Sellotaped up, I was bundled into the back of a family car
And driven at high speed through the former coalfield
That has been my home since I was born and before,
Recalling my mother running rather too quickly
For the bus to Great Houghton in late 1955. GET OUT
He said. Not always a former coalfield, of course.
This sellotape’s tight, I said. WHAT DO YOU EXPECT
He roared, THE MINIMUM WAGE? In the warehouse,
By the green hill that used to be a muckstack, people
Were running as fast as Alf Tupper as fast as Mo Farah
Carrying boxes to put in boxes to put in boxes to put
In boxes to put in crates to put in crates to put in wagons
To put on roads to put in houses. GET OVER THERE
AND START my kidnapper said, and I tried to explain
That I was a poety-man not a warehousey-man
And he said WHERE HAVE ALL THOSE BOOKS GOT YOU
NOW, EH, FATTY? WHERE HAVE ALL THOSE POLYSYLLABIC
WORDS GOT YOU NOW, CHUBSTER? ARE YOUR MOOBS
FULL OF LANGUAGE? NOW PICK N PACK, SLOB McSLOB!
And I realised that this was where, in my late 50’s,
I’d ended up. I still believed, as I believed in 1987,
That profit is unpaid wages, but I picked up a packet
And packed that packet like all the unpaid interns
Around me. For a moment, I stood still and looked up
At the light coming through a tiny window
And my kidnapper yelled LOSER! LOSE THE GAZE!
PACK THE STUFF! He hesitated, waited a moment,
His face rippling in a grin that, if it had been a kind of bed,
Would have been a very uncomfortable bed in a damp
Bedsit at the edge of a town that used to make felt hats,
And said HEY, WORD-MOUNTAIN, ANY OF YOUR BOOOOOKS
IN HERE? YOU PACKING ANY OF YOUR BOOOOOOOKS?

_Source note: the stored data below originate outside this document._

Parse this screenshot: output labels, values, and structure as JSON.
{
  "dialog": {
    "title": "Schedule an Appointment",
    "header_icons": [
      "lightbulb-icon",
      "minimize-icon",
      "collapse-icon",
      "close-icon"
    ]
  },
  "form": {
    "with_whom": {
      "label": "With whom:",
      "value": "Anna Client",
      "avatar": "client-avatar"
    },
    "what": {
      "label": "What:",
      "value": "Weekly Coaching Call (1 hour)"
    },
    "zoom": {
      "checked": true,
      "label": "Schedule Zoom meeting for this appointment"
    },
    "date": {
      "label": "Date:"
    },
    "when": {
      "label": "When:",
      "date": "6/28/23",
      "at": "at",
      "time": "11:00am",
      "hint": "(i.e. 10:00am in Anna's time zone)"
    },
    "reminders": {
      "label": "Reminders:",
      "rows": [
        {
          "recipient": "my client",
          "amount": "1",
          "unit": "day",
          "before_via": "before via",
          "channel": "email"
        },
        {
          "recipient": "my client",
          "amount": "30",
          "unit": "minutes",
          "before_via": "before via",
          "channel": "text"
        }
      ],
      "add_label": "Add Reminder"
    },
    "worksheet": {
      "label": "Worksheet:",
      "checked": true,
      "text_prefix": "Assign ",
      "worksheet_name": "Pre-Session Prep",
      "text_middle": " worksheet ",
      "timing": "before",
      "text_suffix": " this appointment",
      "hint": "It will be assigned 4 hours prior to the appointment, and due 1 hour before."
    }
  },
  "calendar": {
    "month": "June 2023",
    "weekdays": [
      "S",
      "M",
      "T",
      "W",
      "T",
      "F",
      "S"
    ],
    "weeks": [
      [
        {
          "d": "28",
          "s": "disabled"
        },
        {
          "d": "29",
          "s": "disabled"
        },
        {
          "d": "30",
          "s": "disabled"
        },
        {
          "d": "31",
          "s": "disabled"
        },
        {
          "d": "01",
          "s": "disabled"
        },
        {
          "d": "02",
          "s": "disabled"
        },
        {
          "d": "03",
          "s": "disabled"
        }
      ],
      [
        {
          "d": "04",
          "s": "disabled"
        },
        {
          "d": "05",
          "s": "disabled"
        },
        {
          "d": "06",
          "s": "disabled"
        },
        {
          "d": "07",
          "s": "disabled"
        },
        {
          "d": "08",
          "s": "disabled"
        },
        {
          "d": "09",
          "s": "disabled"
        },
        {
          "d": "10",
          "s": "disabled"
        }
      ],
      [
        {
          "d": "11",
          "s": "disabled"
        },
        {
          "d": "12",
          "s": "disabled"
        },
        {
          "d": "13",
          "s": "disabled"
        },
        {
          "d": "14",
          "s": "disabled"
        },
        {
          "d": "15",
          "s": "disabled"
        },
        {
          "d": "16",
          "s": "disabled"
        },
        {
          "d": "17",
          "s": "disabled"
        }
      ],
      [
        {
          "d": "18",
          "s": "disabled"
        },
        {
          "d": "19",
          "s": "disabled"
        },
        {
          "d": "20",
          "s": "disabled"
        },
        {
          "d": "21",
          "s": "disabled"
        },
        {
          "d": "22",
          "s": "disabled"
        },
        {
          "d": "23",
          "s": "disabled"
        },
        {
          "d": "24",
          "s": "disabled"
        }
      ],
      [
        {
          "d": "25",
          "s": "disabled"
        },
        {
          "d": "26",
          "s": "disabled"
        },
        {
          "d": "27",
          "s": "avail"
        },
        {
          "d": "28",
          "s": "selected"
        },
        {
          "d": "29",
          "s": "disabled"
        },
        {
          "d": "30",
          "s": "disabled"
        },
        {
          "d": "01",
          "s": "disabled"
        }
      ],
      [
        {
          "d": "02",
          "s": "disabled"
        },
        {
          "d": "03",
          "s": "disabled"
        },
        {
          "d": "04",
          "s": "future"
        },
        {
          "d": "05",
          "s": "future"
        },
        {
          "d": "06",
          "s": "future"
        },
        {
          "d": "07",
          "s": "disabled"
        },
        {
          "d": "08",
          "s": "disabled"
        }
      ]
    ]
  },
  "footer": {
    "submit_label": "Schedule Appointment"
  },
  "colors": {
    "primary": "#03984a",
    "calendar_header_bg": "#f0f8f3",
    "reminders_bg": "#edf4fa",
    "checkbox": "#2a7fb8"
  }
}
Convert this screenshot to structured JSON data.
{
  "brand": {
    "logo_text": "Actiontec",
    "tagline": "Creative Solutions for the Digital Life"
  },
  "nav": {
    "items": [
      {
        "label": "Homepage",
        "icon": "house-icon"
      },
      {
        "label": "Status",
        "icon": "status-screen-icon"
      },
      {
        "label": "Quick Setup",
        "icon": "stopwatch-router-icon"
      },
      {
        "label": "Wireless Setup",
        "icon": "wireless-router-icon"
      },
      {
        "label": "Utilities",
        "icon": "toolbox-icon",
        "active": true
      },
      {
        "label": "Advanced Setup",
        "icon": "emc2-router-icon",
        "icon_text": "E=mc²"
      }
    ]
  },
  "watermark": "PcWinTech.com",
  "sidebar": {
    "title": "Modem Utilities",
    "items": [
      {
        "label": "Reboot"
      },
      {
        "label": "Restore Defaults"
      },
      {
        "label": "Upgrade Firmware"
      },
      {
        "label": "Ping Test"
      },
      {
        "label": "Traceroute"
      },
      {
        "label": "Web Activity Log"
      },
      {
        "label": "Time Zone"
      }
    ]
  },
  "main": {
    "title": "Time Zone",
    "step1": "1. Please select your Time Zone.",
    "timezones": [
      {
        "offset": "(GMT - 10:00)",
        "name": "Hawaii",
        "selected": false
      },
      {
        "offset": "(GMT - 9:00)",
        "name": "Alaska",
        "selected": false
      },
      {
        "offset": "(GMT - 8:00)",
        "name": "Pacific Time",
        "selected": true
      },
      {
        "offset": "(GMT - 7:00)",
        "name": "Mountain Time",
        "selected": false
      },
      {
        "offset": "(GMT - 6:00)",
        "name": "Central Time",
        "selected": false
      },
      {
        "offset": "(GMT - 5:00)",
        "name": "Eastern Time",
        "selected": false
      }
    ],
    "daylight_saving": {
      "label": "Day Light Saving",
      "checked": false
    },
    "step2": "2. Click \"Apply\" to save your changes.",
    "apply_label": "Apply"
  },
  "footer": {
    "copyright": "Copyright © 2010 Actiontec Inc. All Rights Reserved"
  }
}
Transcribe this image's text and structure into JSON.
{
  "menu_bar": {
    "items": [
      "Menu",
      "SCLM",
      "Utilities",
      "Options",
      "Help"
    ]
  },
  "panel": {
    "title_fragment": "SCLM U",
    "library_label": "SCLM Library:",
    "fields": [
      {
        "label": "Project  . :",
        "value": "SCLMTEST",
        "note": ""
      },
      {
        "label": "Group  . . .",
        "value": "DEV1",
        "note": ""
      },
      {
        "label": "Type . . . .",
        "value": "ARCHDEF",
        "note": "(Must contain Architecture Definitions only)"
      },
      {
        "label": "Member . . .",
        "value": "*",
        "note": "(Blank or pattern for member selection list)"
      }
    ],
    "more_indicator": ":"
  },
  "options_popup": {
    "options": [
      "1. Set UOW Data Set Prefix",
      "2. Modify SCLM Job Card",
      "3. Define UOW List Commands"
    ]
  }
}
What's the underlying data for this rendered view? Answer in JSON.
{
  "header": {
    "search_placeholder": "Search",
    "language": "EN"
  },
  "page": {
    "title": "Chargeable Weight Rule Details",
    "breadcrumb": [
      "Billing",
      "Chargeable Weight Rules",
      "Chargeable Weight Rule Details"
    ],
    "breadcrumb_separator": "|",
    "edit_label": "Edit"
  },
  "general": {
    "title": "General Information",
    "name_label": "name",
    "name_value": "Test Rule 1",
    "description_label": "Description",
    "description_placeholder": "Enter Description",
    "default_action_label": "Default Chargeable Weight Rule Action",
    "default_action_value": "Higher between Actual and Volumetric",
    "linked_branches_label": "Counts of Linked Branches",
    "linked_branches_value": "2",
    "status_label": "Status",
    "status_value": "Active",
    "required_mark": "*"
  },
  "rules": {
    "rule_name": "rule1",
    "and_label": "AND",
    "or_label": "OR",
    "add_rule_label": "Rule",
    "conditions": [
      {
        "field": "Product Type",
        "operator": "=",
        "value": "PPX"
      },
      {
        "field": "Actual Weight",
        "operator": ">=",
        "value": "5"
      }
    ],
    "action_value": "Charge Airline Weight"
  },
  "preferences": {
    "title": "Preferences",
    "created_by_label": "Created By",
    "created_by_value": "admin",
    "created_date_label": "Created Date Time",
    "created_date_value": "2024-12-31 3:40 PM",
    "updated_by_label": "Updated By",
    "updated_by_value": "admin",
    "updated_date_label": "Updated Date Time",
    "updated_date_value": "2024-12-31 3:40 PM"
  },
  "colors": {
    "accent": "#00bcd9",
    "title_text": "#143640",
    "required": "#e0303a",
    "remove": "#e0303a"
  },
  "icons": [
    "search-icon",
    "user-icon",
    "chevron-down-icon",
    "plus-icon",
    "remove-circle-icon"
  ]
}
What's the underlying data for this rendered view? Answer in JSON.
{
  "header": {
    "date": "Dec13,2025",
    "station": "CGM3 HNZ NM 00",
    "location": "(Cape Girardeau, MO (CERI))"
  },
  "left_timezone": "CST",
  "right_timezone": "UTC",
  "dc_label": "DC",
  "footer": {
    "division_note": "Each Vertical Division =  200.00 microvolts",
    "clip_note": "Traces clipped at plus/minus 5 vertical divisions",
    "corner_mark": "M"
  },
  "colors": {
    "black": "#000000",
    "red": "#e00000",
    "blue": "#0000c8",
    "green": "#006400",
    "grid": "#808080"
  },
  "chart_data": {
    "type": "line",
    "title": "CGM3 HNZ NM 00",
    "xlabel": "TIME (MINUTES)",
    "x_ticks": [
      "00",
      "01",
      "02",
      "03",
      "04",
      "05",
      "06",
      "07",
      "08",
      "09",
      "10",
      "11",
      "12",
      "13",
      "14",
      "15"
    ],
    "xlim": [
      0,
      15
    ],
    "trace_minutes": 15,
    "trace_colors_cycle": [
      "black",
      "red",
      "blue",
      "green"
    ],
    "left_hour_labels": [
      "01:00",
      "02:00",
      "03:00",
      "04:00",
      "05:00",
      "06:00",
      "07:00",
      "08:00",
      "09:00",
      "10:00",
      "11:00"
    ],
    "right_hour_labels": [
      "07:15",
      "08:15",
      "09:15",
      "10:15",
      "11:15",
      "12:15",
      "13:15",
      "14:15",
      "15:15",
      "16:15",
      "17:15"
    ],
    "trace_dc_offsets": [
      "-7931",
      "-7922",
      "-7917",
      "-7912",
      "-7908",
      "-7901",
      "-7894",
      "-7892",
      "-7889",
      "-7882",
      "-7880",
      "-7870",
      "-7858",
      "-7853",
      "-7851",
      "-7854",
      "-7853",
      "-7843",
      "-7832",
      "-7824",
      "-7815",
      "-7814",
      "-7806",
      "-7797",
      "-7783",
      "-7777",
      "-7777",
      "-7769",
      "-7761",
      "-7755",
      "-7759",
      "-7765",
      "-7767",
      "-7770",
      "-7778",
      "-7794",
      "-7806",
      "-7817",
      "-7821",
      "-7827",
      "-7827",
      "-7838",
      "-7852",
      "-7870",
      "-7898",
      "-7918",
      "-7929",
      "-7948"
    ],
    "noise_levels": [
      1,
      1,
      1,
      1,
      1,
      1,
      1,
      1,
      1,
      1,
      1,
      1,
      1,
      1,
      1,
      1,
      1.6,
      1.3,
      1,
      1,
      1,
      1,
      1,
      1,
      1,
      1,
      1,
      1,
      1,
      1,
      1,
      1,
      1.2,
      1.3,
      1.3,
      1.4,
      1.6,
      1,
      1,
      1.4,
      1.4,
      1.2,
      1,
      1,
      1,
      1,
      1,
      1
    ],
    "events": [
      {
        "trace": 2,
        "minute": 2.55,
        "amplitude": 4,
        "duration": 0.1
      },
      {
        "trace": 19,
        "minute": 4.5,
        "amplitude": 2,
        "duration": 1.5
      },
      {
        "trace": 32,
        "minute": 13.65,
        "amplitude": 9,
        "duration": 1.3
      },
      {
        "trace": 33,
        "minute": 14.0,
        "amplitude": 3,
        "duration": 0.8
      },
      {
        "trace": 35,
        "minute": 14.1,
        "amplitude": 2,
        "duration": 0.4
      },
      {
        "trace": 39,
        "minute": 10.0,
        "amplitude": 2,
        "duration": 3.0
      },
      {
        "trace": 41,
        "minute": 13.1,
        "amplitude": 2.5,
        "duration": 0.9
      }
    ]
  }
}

And he said books in that way that people say books
When they try to emphasise what divides us, not what
Staples us together. I shook my head; ran, sellotaped, fast
As I could because I was late for the future. Damn it, I was
Late for the present. And that is the story of my kidnapping,
On a day so ordinary it could have been an egg-cup.
An ordinary egg-cup, not a novelty egg cup. The warehouse:
It’s as big as a mind. As big as a mind. As big as a mind.